As for your anniversary, I say DO SOMETHING. Do something to honor the conclusion of your first year of marriage, and the start of the second and every day after. Do the fancy meal at the expensive restaurant or by yourself a new outfit that you normally wouldn't indulge on (Ann Taylor Loft is having a great sale on their maternity website - I know you're not that far along yet, but fun all the same!). Do something for you.

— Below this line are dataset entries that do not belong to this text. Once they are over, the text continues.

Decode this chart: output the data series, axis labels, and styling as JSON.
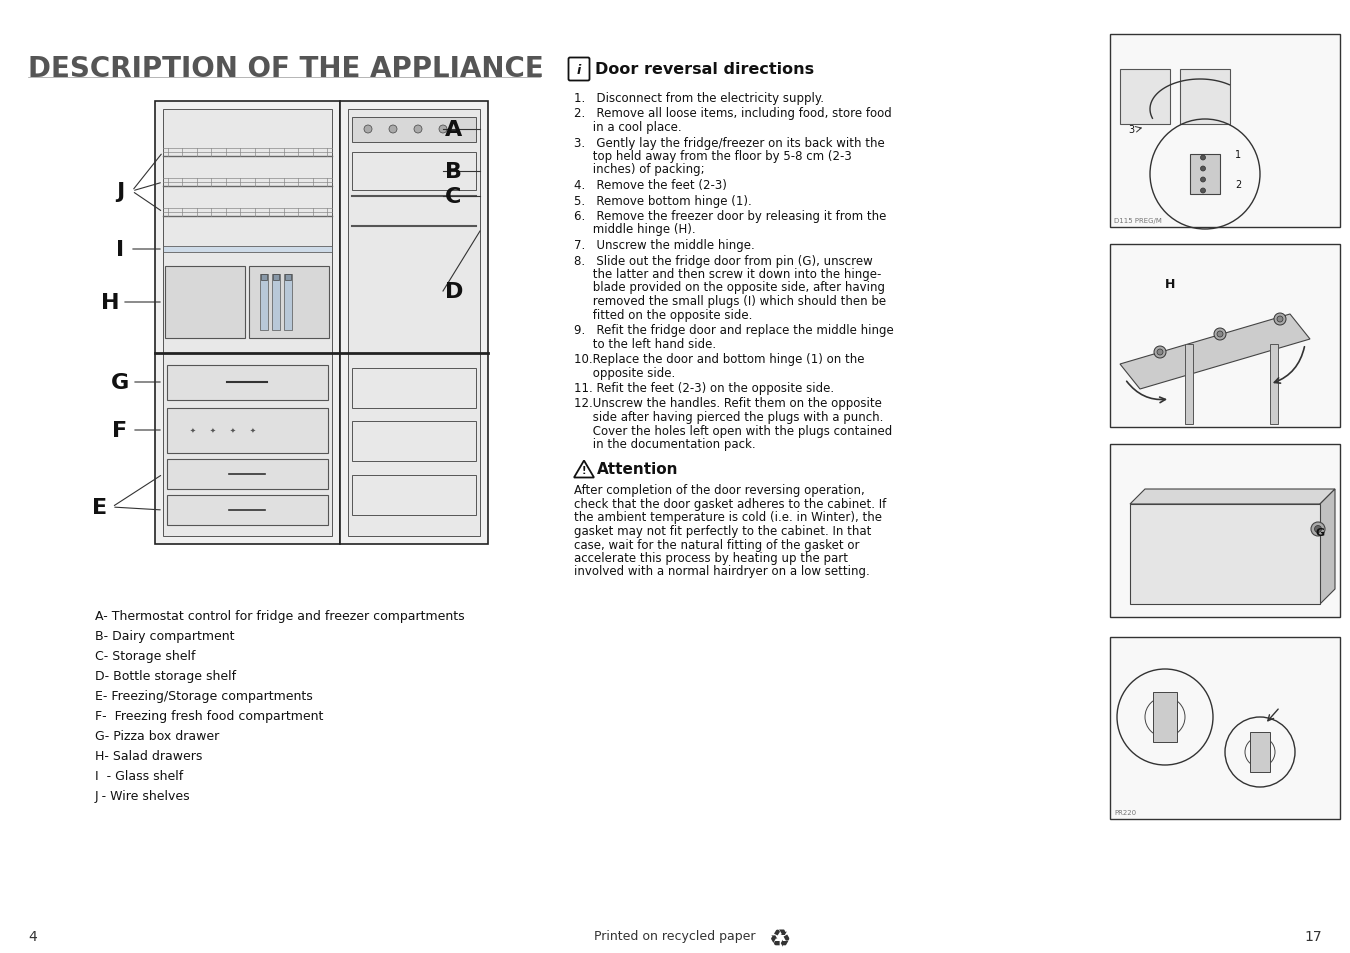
{
  "bg_color": "#ffffff",
  "title": "DESCRIPTION OF THE APPLIANCE",
  "title_color": "#555555",
  "title_fontsize": 20,
  "section2_title": "Door reversal directions",
  "section2_title_fontsize": 11.5,
  "attention_title": "Attention",
  "legend_items": [
    "A- Thermostat control for fridge and freezer compartments",
    "B- Dairy compartment",
    "C- Storage shelf",
    "D- Bottle storage shelf",
    "E- Freezing/Storage compartments",
    "F-  Freezing fresh food compartment",
    "G- Pizza box drawer",
    "H- Salad drawers",
    "I  - Glass shelf",
    "J - Wire shelves"
  ],
  "door_steps": [
    "1.   Disconnect from the electricity supply.",
    "2.   Remove all loose items, including food, store food\n     in a cool place.",
    "3.   Gently lay the fridge/freezer on its back with the\n     top held away from the floor by 5-8 cm (2-3\n     inches) of packing;",
    "4.   Remove the feet (2-3)",
    "5.   Remove bottom hinge (1).",
    "6.   Remove the freezer door by releasing it from the\n     middle hinge (H).",
    "7.   Unscrew the middle hinge.",
    "8.   Slide out the fridge door from pin (G), unscrew\n     the latter and then screw it down into the hinge-\n     blade provided on the opposite side, after having\n     removed the small plugs (I) which should then be\n     fitted on the opposite side.",
    "9.   Refit the fridge door and replace the middle hinge\n     to the left hand side.",
    "10.Replace the door and bottom hinge (1) on the\n     opposite side.",
    "11. Refit the feet (2-3) on the opposite side.",
    "12.Unscrew the handles. Refit them on the opposite\n     side after having pierced the plugs with a punch.\n     Cover the holes left open with the plugs contained\n     in the documentation pack."
  ],
  "attention_text": "After completion of the door reversing operation,\ncheck that the door gasket adheres to the cabinet. If\nthe ambient temperature is cold (i.e. in Winter), the\ngasket may not fit perfectly to the cabinet. In that\ncase, wait for the natural fitting of the gasket or\naccelerate this process by heating up the part\ninvolved with a normal hairdryer on a low setting.",
  "page_left": "4",
  "page_right": "17",
  "footer_text": "Printed on recycled paper"
}
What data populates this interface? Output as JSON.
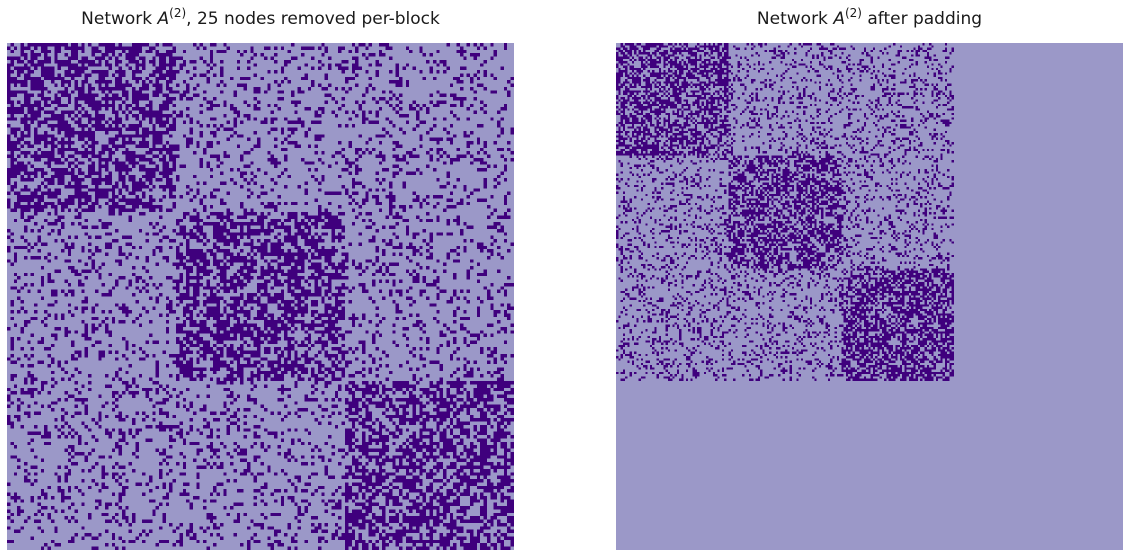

And keep venting. We're all here.
<3 BIG HUGS <3
Wait they are planning stuff the 30th and 31st? Scott and Aaron won't be able to take off work the 30th so that's retarded if they do stuff then. We won't be able to participate. I'm getting a little frustrated with the reunion stuff because nobody has told us what's going on and I just found out my neices and nephew I haven't seen since August will be here for a week starting Christmas eve. So it's like we're trying to plan with them but have no word on the reunion... grrrrr... so frustrating! Sorry things are rough right now. Hormones definitely don't help. So you know I really missed you yesterday. I was hoping to see you at the blessing. So you know I missed you and hope things work out for you to go out to dinner. What restaurant did you wanna go to?
My hubby was away our first anniversary, I don't remember what I was doing on that day, but we celebrated when he came home, even though it was months later. It was kinda sad, but we made up for it on our 2nd wedding anniversary by taking a trip!
Keep your head up, it will all work out and be ok!